【ICPC2024 上海F】Fast Bogosort

分治NTT

定义排序算法：

• 若当前序列有序，结束；
• 将当前序列尽可能多的序列，使得每个区间的坐标范围与值域相同；
• 对于每个分出的区间，如果 \(l<r\)，则执行 \(\text{shuffle(l, r)}\)。

给一个排列，问期望的 \(\text{shuffle}\) 次数，使得区间变得有序。

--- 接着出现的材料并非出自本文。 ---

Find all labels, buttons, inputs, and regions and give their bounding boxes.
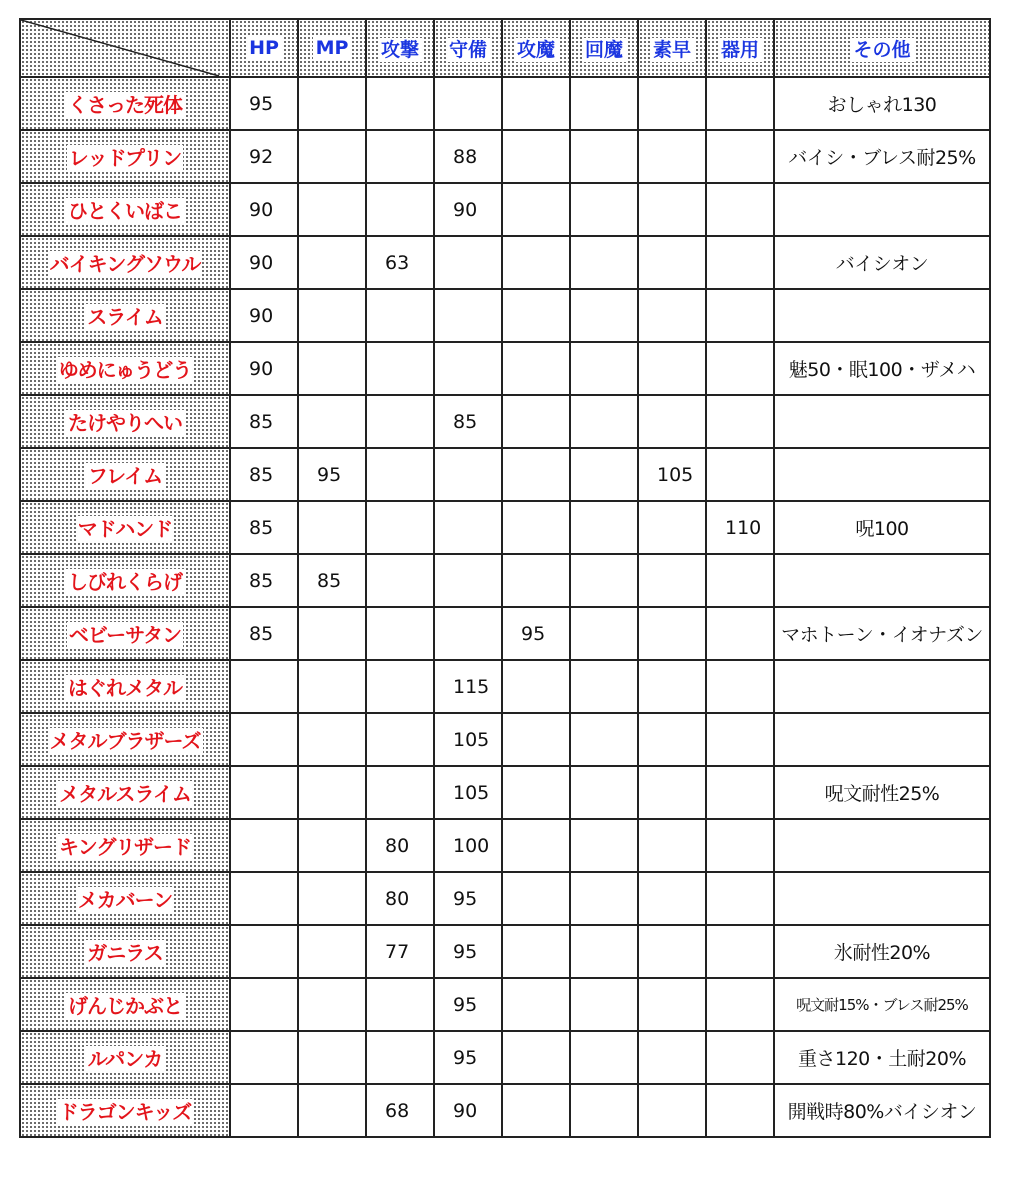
table-row (20, 342, 990, 395)
column-header-label: その他 (850, 38, 913, 62)
monster-name: たけやりへい (68, 411, 182, 435)
monster-name: メタルブラザーズ (49, 729, 201, 753)
stat-cell (706, 342, 774, 395)
stat-cell (502, 130, 570, 183)
stat-cell (570, 448, 638, 501)
monster-name: キングリザード (59, 835, 191, 859)
stat-cell: 95 (434, 978, 502, 1031)
table-row (20, 607, 990, 660)
stat-cell: 88 (434, 130, 502, 183)
other-cell: バイシ・ブレス耐25% (774, 130, 990, 183)
column-header (706, 19, 774, 77)
stat-cell: 68 (366, 1084, 434, 1137)
stat-cell (570, 607, 638, 660)
stat-cell: 100 (434, 819, 502, 872)
monster-name: ベビーサタン (68, 623, 182, 647)
column-header (502, 19, 570, 77)
stat-cell (706, 130, 774, 183)
stat-cell (638, 978, 706, 1031)
stat-cell (230, 1084, 298, 1137)
stat-cell (502, 1031, 570, 1084)
stat-cell (298, 236, 366, 289)
stat-cell (298, 1084, 366, 1137)
monster-name-cell (20, 77, 230, 130)
column-header-label: 回魔 (582, 38, 626, 62)
table-row (20, 872, 990, 925)
column-header-label: 守備 (446, 38, 490, 62)
stat-cell (570, 766, 638, 819)
stat-cell (570, 872, 638, 925)
table-row (20, 554, 990, 607)
stat-cell (502, 766, 570, 819)
table-row (20, 713, 990, 766)
stat-cell (502, 1084, 570, 1137)
monster-name: くさった死体 (68, 93, 182, 117)
stat-cell (570, 713, 638, 766)
column-header-label: 器用 (718, 38, 762, 62)
stat-cell (638, 289, 706, 342)
stat-cell (230, 819, 298, 872)
stat-cell (298, 925, 366, 978)
stat-cell (298, 183, 366, 236)
stat-cell (706, 925, 774, 978)
column-header-label: MP (313, 36, 352, 60)
other-cell (774, 872, 990, 925)
stat-cell (434, 448, 502, 501)
stat-cell (706, 289, 774, 342)
stat-cell (434, 236, 502, 289)
monster-name-cell (20, 554, 230, 607)
stat-cell (638, 1084, 706, 1137)
stat-cell (366, 607, 434, 660)
stat-cell (298, 1031, 366, 1084)
stat-cell (366, 289, 434, 342)
stat-cell (366, 395, 434, 448)
stat-cell (706, 872, 774, 925)
stat-cell (434, 607, 502, 660)
stat-cell (366, 713, 434, 766)
monster-name-cell (20, 1031, 230, 1084)
stat-cell (570, 236, 638, 289)
stat-cell (298, 289, 366, 342)
table-row (20, 1031, 990, 1084)
stat-cell: 95 (434, 1031, 502, 1084)
column-header (774, 19, 990, 77)
stat-cell (706, 766, 774, 819)
stat-cell (434, 77, 502, 130)
monster-name-cell (20, 448, 230, 501)
monster-name-cell (20, 289, 230, 342)
monster-name-cell (20, 130, 230, 183)
table-row (20, 236, 990, 289)
stat-cell (570, 554, 638, 607)
stat-cell (706, 183, 774, 236)
stat-cell: 90 (230, 183, 298, 236)
stat-cell (366, 448, 434, 501)
stat-cell: 110 (706, 501, 774, 554)
monster-name: メカバーン (77, 888, 173, 912)
monster-name: フレイム (87, 464, 163, 488)
stat-cell (706, 395, 774, 448)
stat-cell (298, 713, 366, 766)
monster-name-cell (20, 925, 230, 978)
other-cell: 氷耐性20% (774, 925, 990, 978)
stat-cell (570, 183, 638, 236)
column-header-label: 攻撃 (378, 38, 422, 62)
monster-name-cell (20, 1084, 230, 1137)
other-cell (774, 660, 990, 713)
stat-cell (366, 501, 434, 554)
stat-cell (706, 607, 774, 660)
table-row (20, 1084, 990, 1137)
table-row (20, 819, 990, 872)
stat-cell: 90 (230, 289, 298, 342)
table-row (20, 448, 990, 501)
stat-cell: 95 (502, 607, 570, 660)
table-row (20, 660, 990, 713)
monster-name: バイキングソウル (49, 252, 201, 276)
stat-cell (502, 660, 570, 713)
stat-cell (570, 342, 638, 395)
monster-name-cell (20, 236, 230, 289)
monster-name: ドラゴンキッズ (58, 1100, 192, 1124)
stat-cell (638, 872, 706, 925)
table-row (20, 925, 990, 978)
other-cell: 呪文耐性25% (774, 766, 990, 819)
stat-cell (502, 183, 570, 236)
stat-cell (570, 978, 638, 1031)
stat-cell (230, 766, 298, 819)
stat-cell (638, 766, 706, 819)
stat-cell (502, 395, 570, 448)
stat-cell (570, 1084, 638, 1137)
stat-cell (502, 501, 570, 554)
stat-cell: 115 (434, 660, 502, 713)
stat-cell (638, 236, 706, 289)
stat-cell: 90 (230, 236, 298, 289)
table-row (20, 501, 990, 554)
other-cell: 重さ120・土耐20% (774, 1031, 990, 1084)
monster-name: ひとくいばこ (68, 199, 182, 223)
column-header (366, 19, 434, 77)
monster-name-cell (20, 978, 230, 1031)
column-header-label: 素早 (650, 38, 694, 62)
other-cell (774, 554, 990, 607)
stat-cell (230, 1031, 298, 1084)
table-row (20, 130, 990, 183)
stat-cell (570, 130, 638, 183)
stat-cell (298, 766, 366, 819)
stat-cell (298, 395, 366, 448)
other-cell: マホトーン・イオナズン (774, 607, 990, 660)
column-header (230, 19, 298, 77)
stat-cell (570, 1031, 638, 1084)
other-cell (774, 395, 990, 448)
corner-cell (20, 19, 230, 77)
stat-cell (706, 819, 774, 872)
monster-name: はぐれメタル (68, 676, 182, 700)
monster-name-cell (20, 607, 230, 660)
monster-name-cell (20, 660, 230, 713)
stat-cell (706, 978, 774, 1031)
other-cell: 呪文耐15%・ブレス耐25% (774, 978, 990, 1031)
stat-cell (502, 289, 570, 342)
stat-cell: 95 (434, 925, 502, 978)
stat-cell (502, 872, 570, 925)
other-cell: 開戦時80%バイシオン (774, 1084, 990, 1137)
stat-cell (502, 978, 570, 1031)
stat-cell (706, 77, 774, 130)
stat-cell (638, 925, 706, 978)
stat-cell: 90 (230, 342, 298, 395)
other-cell: 呪100 (774, 501, 990, 554)
column-header (638, 19, 706, 77)
monster-stats-table (19, 18, 991, 1138)
stat-cell (706, 236, 774, 289)
stat-cell (298, 660, 366, 713)
monster-name-cell (20, 183, 230, 236)
other-cell (774, 819, 990, 872)
monster-name-cell (20, 819, 230, 872)
stat-cell (570, 501, 638, 554)
stat-cell (638, 501, 706, 554)
stat-cell (570, 660, 638, 713)
stat-cell: 90 (434, 183, 502, 236)
stat-cell (706, 554, 774, 607)
stat-cell: 63 (366, 236, 434, 289)
stat-cell: 85 (230, 395, 298, 448)
stat-cell (366, 77, 434, 130)
monster-name: しびれくらげ (68, 570, 182, 594)
stat-cell (298, 130, 366, 183)
stat-cell (502, 925, 570, 978)
stat-cell (230, 872, 298, 925)
stat-cell: 77 (366, 925, 434, 978)
stat-cell (366, 554, 434, 607)
stat-cell: 80 (366, 872, 434, 925)
table-row (20, 289, 990, 342)
stat-cell (502, 448, 570, 501)
stat-cell (366, 183, 434, 236)
stat-cell: 85 (230, 554, 298, 607)
stat-cell (502, 713, 570, 766)
stat-cell (298, 607, 366, 660)
column-header (298, 19, 366, 77)
stat-cell (434, 501, 502, 554)
table-row (20, 77, 990, 130)
stat-cell (298, 342, 366, 395)
stat-cell (706, 448, 774, 501)
monster-name: ルパンカ (87, 1047, 163, 1071)
stat-cell (638, 554, 706, 607)
other-cell (774, 289, 990, 342)
stat-cell (570, 819, 638, 872)
stat-cell (298, 978, 366, 1031)
stat-cell (230, 660, 298, 713)
monster-name: マドハンド (77, 517, 173, 541)
column-header (570, 19, 638, 77)
stat-cell (570, 395, 638, 448)
stat-cell (638, 77, 706, 130)
stat-cell (638, 342, 706, 395)
other-cell (774, 448, 990, 501)
stat-cell: 95 (230, 77, 298, 130)
stat-cell (706, 660, 774, 713)
stat-cell (434, 554, 502, 607)
table-body (20, 19, 990, 1137)
other-cell: 魅50・眠100・ザメハ (774, 342, 990, 395)
stat-cell (502, 236, 570, 289)
table-row (20, 978, 990, 1031)
stat-cell (434, 342, 502, 395)
monster-name: ガニラス (87, 941, 163, 965)
stat-cell (366, 130, 434, 183)
stat-cell: 92 (230, 130, 298, 183)
stat-cell (638, 395, 706, 448)
stat-cell (298, 501, 366, 554)
header-row (20, 19, 990, 77)
other-cell: バイシオン (774, 236, 990, 289)
stat-cell: 85 (434, 395, 502, 448)
stat-cell: 80 (366, 819, 434, 872)
monster-name-cell (20, 713, 230, 766)
monster-name-cell (20, 501, 230, 554)
stat-cell (230, 713, 298, 766)
stat-cell (298, 77, 366, 130)
stat-cell (706, 713, 774, 766)
stat-cell (366, 766, 434, 819)
stat-cell: 95 (434, 872, 502, 925)
stat-cell: 85 (230, 501, 298, 554)
column-header (434, 19, 502, 77)
stat-cell (638, 819, 706, 872)
monster-name: レッドプリン (68, 146, 182, 170)
stat-cell (570, 289, 638, 342)
other-cell: おしゃれ130 (774, 77, 990, 130)
monster-name-cell (20, 766, 230, 819)
stat-cell (570, 77, 638, 130)
stat-cell: 95 (298, 448, 366, 501)
stat-cell: 85 (230, 607, 298, 660)
monster-name: ゆめにゅうどう (58, 358, 192, 382)
stat-cell: 105 (434, 713, 502, 766)
stat-cell (706, 1031, 774, 1084)
stat-cell (502, 819, 570, 872)
stat-cell (366, 978, 434, 1031)
stat-cell (638, 130, 706, 183)
stat-cell (638, 183, 706, 236)
monster-name-cell (20, 872, 230, 925)
table-row (20, 183, 990, 236)
monster-name: スライム (87, 305, 163, 329)
stat-cell (230, 925, 298, 978)
column-header-label: HP (246, 36, 282, 60)
stat-cell (366, 342, 434, 395)
stat-cell (502, 77, 570, 130)
monster-name-cell (20, 395, 230, 448)
table-row (20, 766, 990, 819)
other-cell (774, 713, 990, 766)
diagonal-line (21, 20, 230, 76)
stat-cell (638, 713, 706, 766)
stat-cell (434, 289, 502, 342)
stat-cell (570, 925, 638, 978)
monster-name: げんじかぶと (68, 994, 182, 1018)
table-row (20, 395, 990, 448)
stat-cell (502, 342, 570, 395)
stat-cell (638, 660, 706, 713)
column-header-label: 攻魔 (514, 38, 558, 62)
stat-cell (298, 819, 366, 872)
stat-cell: 85 (230, 448, 298, 501)
stat-cell (366, 1031, 434, 1084)
stat-cell (638, 607, 706, 660)
stat-cell: 105 (638, 448, 706, 501)
stat-cell: 105 (434, 766, 502, 819)
stat-cell (706, 1084, 774, 1137)
stat-cell (366, 660, 434, 713)
stat-cell (298, 872, 366, 925)
stat-cell (230, 978, 298, 1031)
other-cell (774, 183, 990, 236)
stat-cell: 85 (298, 554, 366, 607)
monster-name-cell (20, 342, 230, 395)
stat-cell (502, 554, 570, 607)
stat-cell (638, 1031, 706, 1084)
stat-cell: 90 (434, 1084, 502, 1137)
monster-name: メタルスライム (59, 782, 191, 806)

对 \(998244353\) 取模。

Solution

当前序列按照下标分成 \(\cup_{i=1}^m [l_i, r_i]\)。

设 \(f(n)\) 为长度为 \(n\) 的随机排列的期望 \(\text{shuffle}\) 次数。

\[Ans = m + \sum_{i=1}^m f(r_i - l_i + 1) \]

设 \(g(n)\) 表示长度为 \(n\) 且不可被划分的排列的方案数，则

\[g(1) = 1, g(n) = n! - \sum_{i=1}^{n-1}g(i)(n-i)! \]

设 \(p(n,l)\) 表示长度为 \(n\) 的随机排列，第一个满足条件的区间长度为 \(l\) 的概率。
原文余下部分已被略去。